At last, after our strenuous efforts to establish friendly relations with the locals were crowned with success, I sent the girls back to the harem. Once Skander and Rexhep led them down the hallway, I let Max out of the closet again.
“You see?” I told him. “You can get away with anything, as long as you put up a bold enough front.”
“We’re not dead yet, so you must be right,” he answered. “I wouldn’t have believed it. When the Atabeg said you weren’t who you said you were, I thought for sure they’d tear us to pieces.”
I shrugged. “Essad Pasha doesn’t dare believe I’m not Halim Eddin. If he did, he would have to believe he was a fool. Nobody wants to do that.”
“Even so, we’re not out of the woods,” Max said. “Some of Essad Pasha’s officers may decide he’s a fool, whether he thinks so or not. And if they do…” He made a horrid gurgling noise.
“How can you sound so gloomy after what we’ve just been doing?” I asked.
“I’d like to stay able to do it,” Max said. “You were the one who talked about losing bits and pieces of ourselves if things went wrong.”
“Nothing will go wrong,” I assured him. “You’ll see in the morning. Why don’t you head back to your room and get some sleep? After tonight, after the last three nights, you ought to sleep like a baby-a tall baby, but a baby even so.”
“I don’t want to sleep like a baby. Piddling in the bed and spitting up? Thanks, but I’d rather not.”
I shoved him out the door. “Go on. You’re lucky I’m a kind and merciful king, or I’d give you what you deserve for that. Everything will be fine in the morning. You’ll find out.”

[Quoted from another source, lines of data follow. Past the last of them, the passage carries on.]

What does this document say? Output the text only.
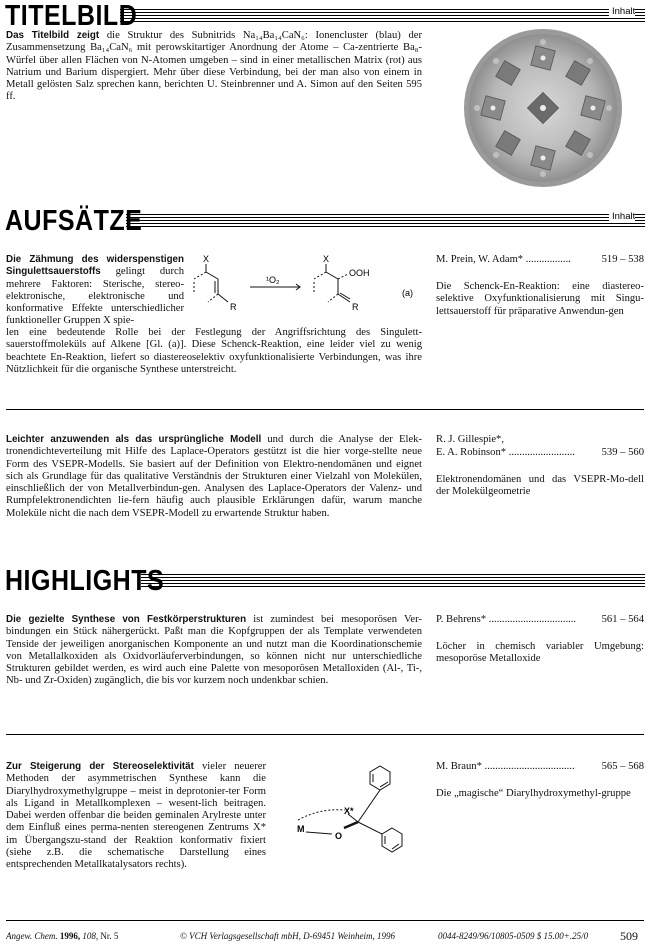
TITELBILD	Inhalt
Das Titelbild zeigt die Struktur des Subnitrids Na₁₄Ba₁₄CaN₆: Ionencluster (blau) der Zusammensetzung Ba₁₄CaN₆ mit perowskitartiger Anordnung der Atome – Ca-zentrierte Ba₈-Würfel über allen Flächen von N-Atomen umgeben – sind in einer metallischen Matrix (rot) aus Natrium und Barium dispergiert. Mehr über diese Verbindung, bei der man also von einem in Metall gelösten Salz sprechen kann, berichten U. Steinbrenner und A. Simon auf den Seiten 595 ff.
AUFSÄTZE	Inhalt
Die Zähmung des widerspenstigen Singulettsauerstoffs gelingt durch mehrere Faktoren: Sterische, stereo-elektronische, elektronische und konformative Effekte unterschiedlicher funktioneller Gruppen X spie-
X
R
¹O₂
X
OOH
R
(a)
len eine bedeutende Rolle bei der Festlegung der Angriffsrichtung des Singulett-sauerstoffmoleküls auf Alkene [Gl. (a)]. Diese Schenck-Reaktion, eine leider viel zu wenig beachtete En-Reaktion, liefert so diastereoselektiv oxyfunktionalisierte Verbindungen, was ihre Nützlichkeit für die organische Synthese unterstreicht.
M. Prein, W. Adam* .................	519 – 538
Die Schenck-En-Reaktion: eine diastereo-selektive Oxyfunktionalisierung mit Singu-lettsauerstoff für präparative Anwendun-gen
Leichter anzuwenden als das ursprüngliche Modell und durch die Analyse der Elek-tronendichteverteilung mit Hilfe des Laplace-Operators gestützt ist die hier vorge-stellte neue Form des VSEPR-Modells. Sie basiert auf der Definition von Elektro-nendomänen und eignet sich als Grundlage für das qualitative Verständnis der Strukturen einer Vielzahl von Molekülen, einschließlich der von Metallverbindun-gen. Analysen des Laplace-Operators der Valenz- und Rumpfelektronendichten lie-fern häufig auch plausible Erklärungen dafür, warum manche Moleküle nicht die nach dem VSEPR-Modell zu erwartende Struktur haben.
R. J. Gillespie*,
E. A. Robinson* .........................	539 – 560
Elektronendomänen und das VSEPR-Mo-dell der Molekülgeometrie
HIGHLIGHTS
Die gezielte Synthese von Festkörperstrukturen ist zumindest bei mesoporösen Ver-bindungen ein Stück nähergerückt. Paßt man die Kopfgruppen der als Template verwendeten Tenside der jeweiligen anorganischen Komponente an und nutzt man die Koordinationschemie von Metallalkoxiden als Oxidvorläuferverbindungen, so können nicht nur unterschiedliche Strukturen gebildet werden, es wird auch eine Palette von mesoporösen Metalloxiden (Al-, Ti-, Nb- und Zr-Oxiden) zugänglich, die bis vor kurzem noch undenkbar schien.
P. Behrens* ................................. 561 – 564
Löcher in chemisch variabler Umgebung: mesoporöse Metalloxide
Zur Steigerung der Stereoselektivität vieler neuerer Methoden der asymmetrischen Synthese kann die Diarylhydroxymethylgruppe – meist in deprotonier-ter Form als Ligand in Metallkomplexen – wesent-lich beitragen. Dabei werden offenbar die beiden geminalen Arylreste unter dem Einfluß eines perma-nenten stereogenen Zentrums X* im Übergangszu-stand der Reaktion konformativ fixiert (siehe z.B. die schematische Darstellung eines entsprechenden Metallkatalysators rechts).
X*
M
O
M. Braun* ..................................	565 – 568
Die „magische“ Diarylhydroxymethyl-gruppe
Angew. Chem. 1996, 108, Nr. 5	© VCH Verlagsgesellschaft mbH, D-69451 Weinheim, 1996	0044-8249/96/10805-0509 $ 15.00+.25/0	509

But everything wasn’t fine in the morning. I found out. And I very nearly was found out. It happened like this.
Trouble usually strikes at the most inconvenient times, when you’ve shaved half your face or just stepped out of the tub or told her that of course you weren’t married. Here, though, everything seemed fine. I’d drunk my coffee. I’d eaten my fried mush. I thought I was ready to park my fundament on the throne again and act royal. I even thought I was getting pretty good at it.